From 6 April 2016, most UK adults have been able to earn up to £1,000 interest per year on their savings without paying tax – and Mattioli Woods is keen to ensure that as many clients as possible benefit. George Houston, Senior Technical and Development Manager, says: “The workings of the allowance can prove to be tricky. For example, someone who only just slips into the higher rate tax band will see their tax-free personal savings allowance reduce from £1,000 to £500 and it may be possible to restructure their affairs to drop their taxable income below the higher rate threshold and maximise use of this tax privilege.” Pension contributions, charitable donations and transferring income-producing assets between spouses can help clients to retain the full allowance.
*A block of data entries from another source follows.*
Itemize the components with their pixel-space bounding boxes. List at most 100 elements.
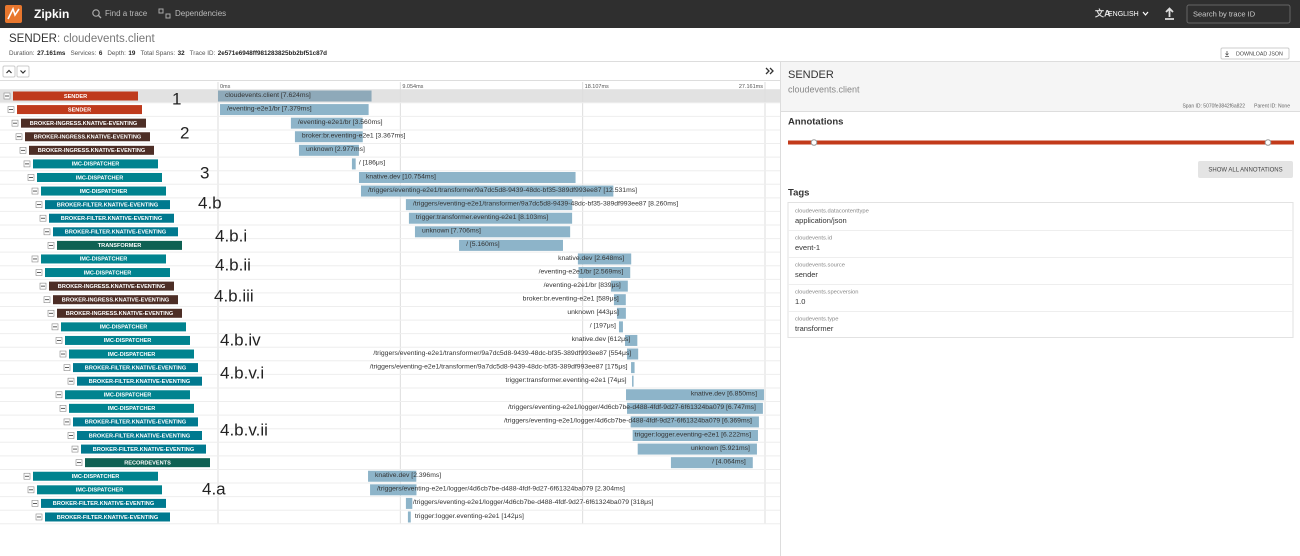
chevron xyxy=(1142,11,1149,16)
span-bar[interactable] xyxy=(351,158,356,170)
service-name: RECORDEVENTS xyxy=(124,460,171,466)
span-bar[interactable] xyxy=(358,171,576,183)
language-select[interactable]: ENGLISH xyxy=(1108,11,1139,18)
nav-link[interactable]: Dependencies xyxy=(175,9,226,18)
service-badge xyxy=(77,376,202,386)
span-bar[interactable] xyxy=(618,321,623,333)
span-bar[interactable] xyxy=(625,334,638,346)
tag-value: 1.0 xyxy=(795,297,805,306)
span-bar[interactable] xyxy=(577,253,632,265)
span-bar[interactable] xyxy=(405,199,573,211)
span-bar[interactable] xyxy=(408,212,573,224)
service-badge xyxy=(41,186,166,196)
down-icon xyxy=(20,70,26,74)
span-bar[interactable] xyxy=(290,117,363,129)
span-bar[interactable] xyxy=(407,511,411,523)
service-badge xyxy=(69,349,194,359)
service-badge xyxy=(53,227,178,237)
span-label: trigger:transformer.eventing-e2e1 [8.103… xyxy=(416,214,548,221)
service-name: BROKER-INGRESS.KNATIVE-EVENTING xyxy=(30,121,137,127)
span-label: /triggers/eventing-e2e1/transformer/9a7d… xyxy=(373,350,631,357)
expand-button[interactable] xyxy=(2,65,16,78)
annotation: 1 xyxy=(172,89,181,108)
collapse-button[interactable] xyxy=(16,65,30,78)
span-bar[interactable] xyxy=(670,457,753,469)
annotation: 4.b.iv xyxy=(220,330,261,349)
span-bar[interactable] xyxy=(405,497,413,509)
span-label: / [5.160ms] xyxy=(466,241,500,248)
span-label: /triggers/eventing-e2e1/logger/4d6cb7be-… xyxy=(504,418,752,425)
span-label: unknown [7.706ms] xyxy=(422,228,481,235)
span-bar[interactable] xyxy=(631,362,635,374)
summary-label: Trace ID: xyxy=(190,50,216,57)
annotation-point[interactable] xyxy=(810,139,818,146)
service-name: IMC-DISPATCHER xyxy=(76,175,124,181)
span-bar[interactable] xyxy=(220,104,369,116)
service-badge xyxy=(69,403,194,413)
annotation-point[interactable] xyxy=(1264,139,1272,146)
detail-service: SENDER xyxy=(788,69,834,81)
span-bar[interactable] xyxy=(626,389,764,401)
span-bar[interactable] xyxy=(578,267,631,279)
service-badge xyxy=(81,444,206,454)
summary-value: 19 xyxy=(128,50,136,57)
tag-key: cloudevents.id xyxy=(795,236,832,242)
span-bar[interactable] xyxy=(616,307,626,319)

Rowley Turton in Leicester is advising clients to use their ISA allowance with a lump sum contribution at the start of the new tax year: this way, cash ISA savers earn an extra year’s tax-free interest and investors shelter their money from income and capital gains tax one year earlier. Director Scott Gallacher says: “Whilst many people leave their ISA contribution to the last minute, you’d be better off making this at the start of the tax year. We’ve done this for a number of years either as part of a start-of-tax-year review or by way of a letter sent to the relevant clients in April. We advocate lump sum investing; generally, trying to time the market by way of phasing is a losing move as the markets trend upwards.”
Berkshire-based Fund Management is urging clients to make the most of tax-privileged investment allowances while they are still available. Owner Ian Head says: “Who’s to say that today’s tax saving schemes will still be available in March 2017? It’s fairly rare that tax planning at the beginning of the tax year has put a client at a disadvantage.” He is encouraging pension clients to look at venture capital trusts and enterprise investment schemes as part of their retirement planning. “These schemes offer an attractive alternative with tax relief of up to 30% on investment. With equity markets far from their April 2015 high, it could be argued that the risk of investment in this type of scheme is now lower.”